The fact that he comes back to see you and is not violent towards you or the children is an indication of the place home has in his life. You were one of the key people in his life, which perhaps explains his parents’ attitude towards you. It seems they might be feeling that you abandoned their child. Whether this is true or not is not up to you to explain to them. Their feeling is related to the support their son started missing when you walked out, so don’t judge them too harshly. After all, the relationship was between the two of you – in good times as well as in bad ones.
It is important to know that a lot of our behaviour originates from our thoughts and beliefs. It is common to see people sink into depression for a variety of reasons. The feeling of loss due to the loss of, or lack of, a job, or going through some traumatic event has made some people slide into depression, which soon leads them to alcohol or drugs.

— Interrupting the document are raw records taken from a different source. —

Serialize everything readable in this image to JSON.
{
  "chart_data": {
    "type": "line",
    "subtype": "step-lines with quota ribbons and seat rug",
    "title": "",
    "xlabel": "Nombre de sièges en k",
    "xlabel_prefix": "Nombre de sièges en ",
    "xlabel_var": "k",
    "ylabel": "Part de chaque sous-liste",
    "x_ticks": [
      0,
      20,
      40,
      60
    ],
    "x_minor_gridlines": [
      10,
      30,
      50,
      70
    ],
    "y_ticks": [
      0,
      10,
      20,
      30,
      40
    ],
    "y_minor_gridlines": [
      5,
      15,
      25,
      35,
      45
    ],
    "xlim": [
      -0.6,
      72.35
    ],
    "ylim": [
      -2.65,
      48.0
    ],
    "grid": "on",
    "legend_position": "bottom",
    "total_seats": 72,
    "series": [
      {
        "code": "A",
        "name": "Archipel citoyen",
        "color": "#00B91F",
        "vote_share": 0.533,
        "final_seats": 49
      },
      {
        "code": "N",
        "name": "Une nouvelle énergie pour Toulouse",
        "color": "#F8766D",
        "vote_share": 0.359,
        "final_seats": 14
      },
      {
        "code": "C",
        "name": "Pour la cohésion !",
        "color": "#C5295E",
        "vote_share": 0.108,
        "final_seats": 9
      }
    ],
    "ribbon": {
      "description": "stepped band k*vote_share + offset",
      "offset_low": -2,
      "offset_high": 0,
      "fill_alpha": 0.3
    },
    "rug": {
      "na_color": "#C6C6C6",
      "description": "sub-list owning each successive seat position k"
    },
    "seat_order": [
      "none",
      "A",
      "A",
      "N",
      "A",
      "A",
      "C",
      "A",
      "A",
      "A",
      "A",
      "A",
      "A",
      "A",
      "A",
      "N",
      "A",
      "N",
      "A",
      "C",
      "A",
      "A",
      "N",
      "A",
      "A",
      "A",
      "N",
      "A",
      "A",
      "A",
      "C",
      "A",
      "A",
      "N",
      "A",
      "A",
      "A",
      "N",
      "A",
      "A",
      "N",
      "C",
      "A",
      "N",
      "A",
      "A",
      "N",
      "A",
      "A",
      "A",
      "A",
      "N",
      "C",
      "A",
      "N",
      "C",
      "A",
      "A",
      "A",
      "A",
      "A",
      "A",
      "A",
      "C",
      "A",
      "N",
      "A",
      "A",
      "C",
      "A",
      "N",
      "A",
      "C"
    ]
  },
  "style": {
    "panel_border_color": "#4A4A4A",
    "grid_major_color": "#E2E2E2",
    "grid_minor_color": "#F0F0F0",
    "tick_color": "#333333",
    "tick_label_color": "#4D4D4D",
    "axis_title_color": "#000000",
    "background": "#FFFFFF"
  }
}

Whatever the case, your husband got caught in a behaviour that has become hard to break. Learning to communicate with each other respectfully will hasten his recovery by restoring his dignity.
You can only win his parents-back by being gracious to them as well as their son. He will recover only when you join him on that journey. However, emotionally, you must be willing to see what your man could become, not just what he is.
So avoid comparisons and blame if the support you are going to give him is to be meaningful. Regardless of the negative effects, I must commend you for your patience and open-door friendship with him. Look at him as a friend who needs help. It is by standing by him and encouragating him that you can help him continue seeking psychological help.
Blame, intimidation or allowing yourself to be influenced by what your his parents said about you will only create a distance between the two of you. This is a journey during which your sons’ father needs to feel needed by both you and the children. Everyone has faults, but with God’s help, professional support, walking with each other, a lot could change.